Я просто хочу вернуть себя.
Рыдание вырывается у меня изо рта прежде, чем я успеваю его остановить.
― Боже мой, ― всхлипываю я, приподнявшись на локтях. ― Мне очень жаль.
― Все в порядке, милая, ― говорит Уинфри, протягивая мне пачку салфеток, и я вспоминаю, почему она так нравилась мне в качестве няни. ― Это нормально. Гормоны.
― Точно. ― Я вытираю глаза, слезы все еще затуманивают зрение.

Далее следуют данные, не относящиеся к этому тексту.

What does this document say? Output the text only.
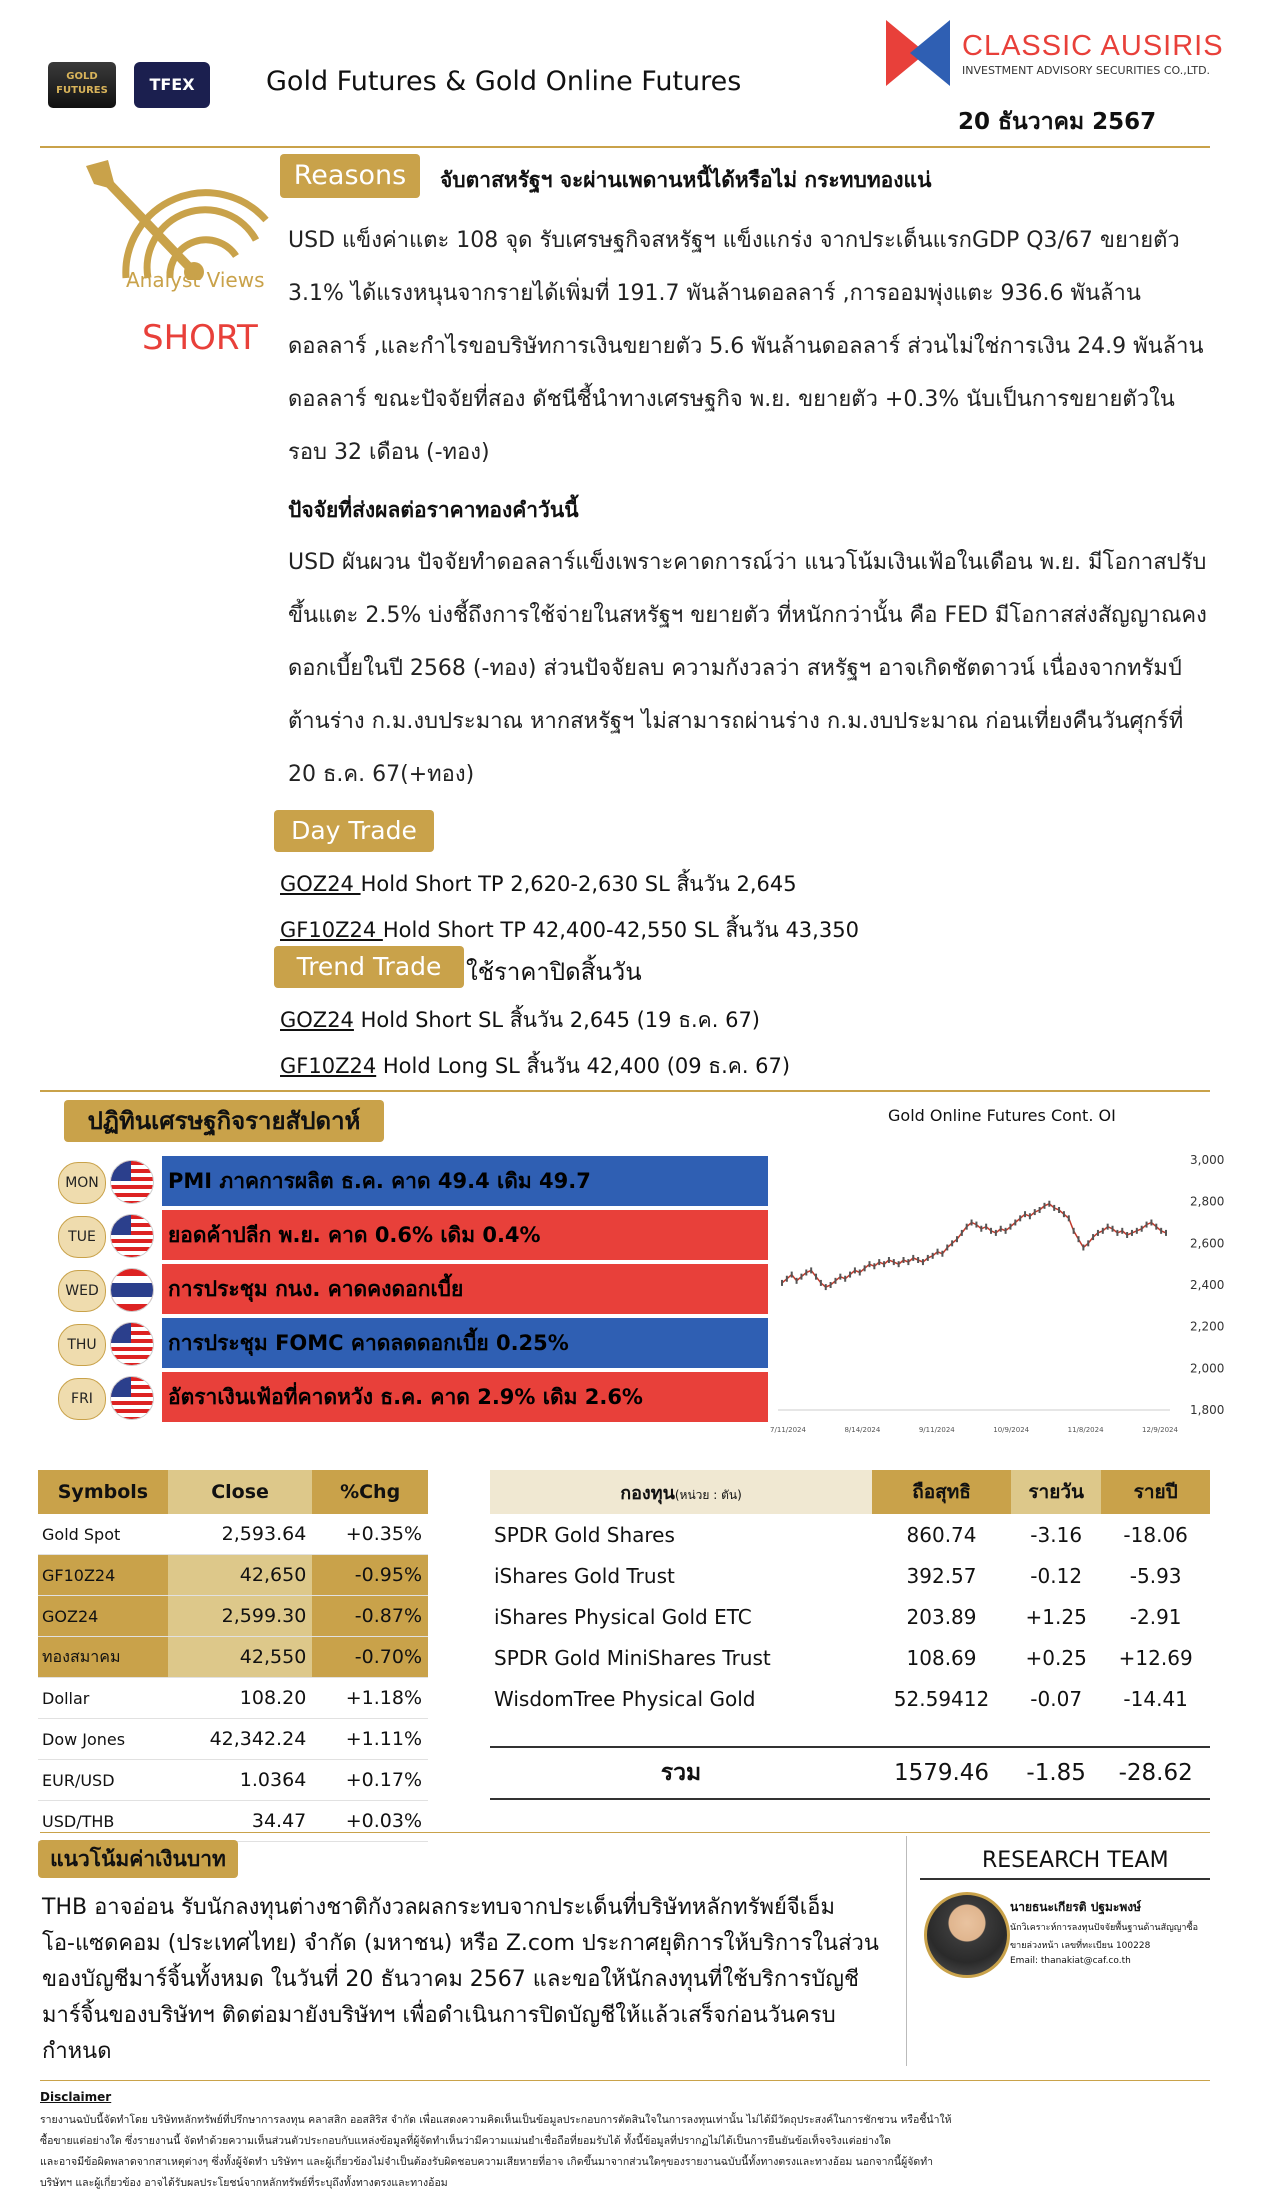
GOLD FUTURES	TFEX	Gold Futures & Gold Online Futures
CLASSIC AUSIRIS
INVESTMENT ADVISORY SECURITIES CO.,LTD.
20 ธันวาคม 2567
Analyst Views
SHORT
Reasons	จับตาสหรัฐฯ จะผ่านเพดานหนี้ได้หรือไม่ กระทบทองแน่
USD แข็งค่าแตะ 108 จุด รับเศรษฐกิจสหรัฐฯ แข็งแกร่ง จากประเด็นแรกGDP Q3/67 ขยายตัว
3.1% ได้แรงหนุนจากรายได้เพิ่มที่ 191.7 พันล้านดอลลาร์ ,การออมพุ่งแตะ 936.6 พันล้าน
ดอลลาร์ ,และกำไรขอบริษัทการเงินขยายตัว 5.6 พันล้านดอลลาร์ ส่วนไม่ใช่การเงิน 24.9 พันล้าน
ดอลลาร์ ขณะปัจจัยที่สอง ดัชนีชี้นำทางเศรษฐกิจ พ.ย. ขยายตัว +0.3% นับเป็นการขยายตัวใน
รอบ 32 เดือน (-ทอง)
ปัจจัยที่ส่งผลต่อราคาทองคำวันนี้
USD ผันผวน ปัจจัยทำดอลลาร์แข็งเพราะคาดการณ์ว่า แนวโน้มเงินเฟ้อในเดือน พ.ย. มีโอกาสปรับ
ขึ้นแตะ 2.5% บ่งชี้ถึงการใช้จ่ายในสหรัฐฯ ขยายตัว ที่หนักกว่านั้น คือ FED มีโอกาสส่งสัญญาณคง
ดอกเบี้ยในปี 2568 (-ทอง) ส่วนปัจจัยลบ ความกังวลว่า สหรัฐฯ อาจเกิดชัตดาวน์ เนื่องจากทรัมป์
ต้านร่าง ก.ม.งบประมาณ หากสหรัฐฯ ไม่สามารถผ่านร่าง ก.ม.งบประมาณ ก่อนเที่ยงคืนวันศุกร์ที่
20 ธ.ค. 67(+ทอง)
Day Trade
GOZ24 Hold Short TP 2,620-2,630 SL สิ้นวัน 2,645
GF10Z24 Hold Short TP 42,400-42,550 SL สิ้นวัน 43,350
Trend Trade	ใช้ราคาปิดสิ้นวัน
GOZ24 Hold Short SL สิ้นวัน 2,645 (19 ธ.ค. 67)
GF10Z24 Hold Long SL สิ้นวัน 42,400 (09 ธ.ค. 67)
ปฏิทินเศรษฐกิจรายสัปดาห์
MON	PMI ภาคการผลิต ธ.ค. คาด 49.4 เดิม 49.7
TUE	ยอดค้าปลีก พ.ย. คาด 0.6% เดิม 0.4%
WED	การประชุม กนง. คาดคงดอกเบี้ย
THU	การประชุม FOMC คาดลดดอกเบี้ย 0.25%
FRI	อัตราเงินเฟ้อที่คาดหวัง ธ.ค. คาด 2.9% เดิม 2.6%
Gold Online Futures Cont. OI
3,000
2,800
2,600
2,400
2,200
2,000
1,800
7/11/2024	8/14/2024	9/11/2024	10/9/2024	11/8/2024	12/9/2024
Symbols	Close	%Chg
Gold Spot	2,593.64	+0.35%
GF10Z24	42,650	-0.95%
GOZ24	2,599.30	-0.87%
ทองสมาคม	42,550	-0.70%
Dollar	108.20	+1.18%
Dow Jones	42,342.24	+1.11%
EUR/USD	1.0364	+0.17%
USD/THB	34.47	+0.03%
กองทุน(หน่วย : ตัน)	ถือสุทธิ	รายวัน	รายปี
SPDR Gold Shares	860.74	-3.16	-18.06
iShares Gold Trust	392.57	-0.12	-5.93
iShares Physical Gold ETC	203.89	+1.25	-2.91
SPDR Gold MiniShares Trust	108.69	+0.25	+12.69
WisdomTree Physical Gold	52.59412	-0.07	-14.41

รวม	1579.46	-1.85	-28.62
แนวโน้มค่าเงินบาท
THB อาจอ่อน รับนักลงทุนต่างชาติกังวลผลกระทบจากประเด็นที่บริษัทหลักทรัพย์จีเอ็ม
โอ-แซดคอม (ประเทศไทย) จำกัด (มหาชน) หรือ Z.com ประกาศยุติการให้บริการในส่วน
ของบัญชีมาร์จิ้นทั้งหมด ในวันที่ 20 ธันวาคม 2567 และขอให้นักลงทุนที่ใช้บริการบัญชี
มาร์จิ้นของบริษัทฯ ติดต่อมายังบริษัทฯ เพื่อดำเนินการปิดบัญชีให้แล้วเสร็จก่อนวันครบ
กำหนด
RESEARCH TEAM
นายธนะเกียรติ ปฐมะพงษ์
นักวิเคราะห์การลงทุนปัจจัยพื้นฐานด้านสัญญาซื้อ
ขายล่วงหน้า เลขที่ทะเบียน 100228
Email: thanakiat@caf.co.th
Disclaimer
รายงานฉบับนี้จัดทำโดย บริษัทหลักทรัพย์ที่ปรึกษาการลงทุน คลาสสิก ออสสิริส จำกัด เพื่อแสดงความคิดเห็นเป็นข้อมูลประกอบการตัดสินใจในการลงทุนเท่านั้น ไม่ได้มีวัตถุประสงค์ในการชักชวน หรือชี้นำให้
ซื้อขายแต่อย่างใด ซึ่งรายงานนี้ จัดทำด้วยความเห็นส่วนตัวประกอบกับแหล่งข้อมูลที่ผู้จัดทำเห็นว่ามีความแม่นยำเชื่อถือที่ยอมรับได้ ทั้งนี้ข้อมูลที่ปรากฏไม่ได้เป็นการยืนยันข้อเท็จจริงแต่อย่างใด
และอาจมีข้อผิดพลาดจากสาเหตุต่างๆ ซึ่งทั้งผู้จัดทำ บริษัทฯ และผู้เกี่ยวข้องไม่จำเป็นต้องรับผิดชอบความเสียหายที่อาจ เกิดขึ้นมาจากส่วนใดๆของรายงานฉบับนี้ทั้งทางตรงและทางอ้อม นอกจากนี้ผู้จัดทำ
บริษัทฯ และผู้เกี่ยวข้อง อาจได้รับผลประโยชน์จากหลักทรัพย์ที่ระบุถึงทั้งทางตรงและทางอ้อม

― Вот. Я распечатала тебе фотографию этого прекрасного маленького пятнышка.
Зонд возвращается на место, гель стирают с моего живота, и аппарат умолкает.
Я опускаю халат и беру фотографию, которую протягивает мне Уинфри. Не глядя на нее, засовываю в сумочку.
Лучшая мать хотела бы этого. Лучшая мать взяла бы сонограмму и повесила на холодильник. И тут я вспоминаю, что у меня даже нет холодильника, и на глаза снова наворачиваются слезы.
Я не чувствую связи со своим ребенком. Я думаю о своей матери и о том, что она всегда ощущалась совершенно недосягаемой. Как она стояла у кухонной стойки и смотрела в окно на белый лунный свет. Когда я спрашивала, что не так, она гладила меня по голове и отправляла спать.
Теперь я понимаю, что она хотела сбежать. И она сделала это.
Как и моя мать, я уже бегу в страхе.
Как я могу это сделать? Я предоставлена сама себе всего двадцать четыре часа, и уже разваливаюсь на части. Но я сделала свой выбор. Я здесь, в Воскрешении. Я могу начать все сначала.
Я могу.
― Дакота?
Я задыхаюсь, едва не падая с кушетки, когда рука Уинфри касается моего плеча.
Она хмурится, устраиваясь на табурете рядом.
― Мне очень жаль. Мне так жаль. ― Я яростно вытираю лицо, жалея, что не могу перестать плакать, и радуясь, что, по крайней мере, могу винить гормоны.
― Дакота. ― Уинфри наклоняется, ее мудрые серые глаза изучают мое лицо. ― Я знаю, что Стид все еще в городе. И Фэллон тоже. Ты попросишь их о помощи, слышишь? Если дела плохи, проси помощи. Вот почему у нас есть семьи. Мы полагаемся на них. Даже если иногда просить о помощи так тяжело, будто ты падаешь в яму с гадюками.
― Хорошо. ― Я всхлипываю, благодарная за момент покоя, который она мне подарила. ― Обязательно.
― Вот. ― Уинфри подкатывает табуретку к шкафу, заглядывает в ящик и возвращается ко мне. ― Они тебе все еще нравятся? ― спрашивает она, протягивая пакет «Red Vines».
― Да, ― отвечаю я, и на моем заплаканном лице появляется неуверенная улыбка. ― Да.
Глава 9
Дэвис
― Мне нужна услуга.
На другом конце провода из пересохшего от виски горла вырывается смешок.
― Наконец-то созрел, Монтгомери?
― Надо же было когда-то. ― Я оглядываюсь в поисках Дакоты, но в большом фойе пусто. Так что я расхаживаю взад-вперед. ― Я всего лишь спас тебе жизнь, большое дело.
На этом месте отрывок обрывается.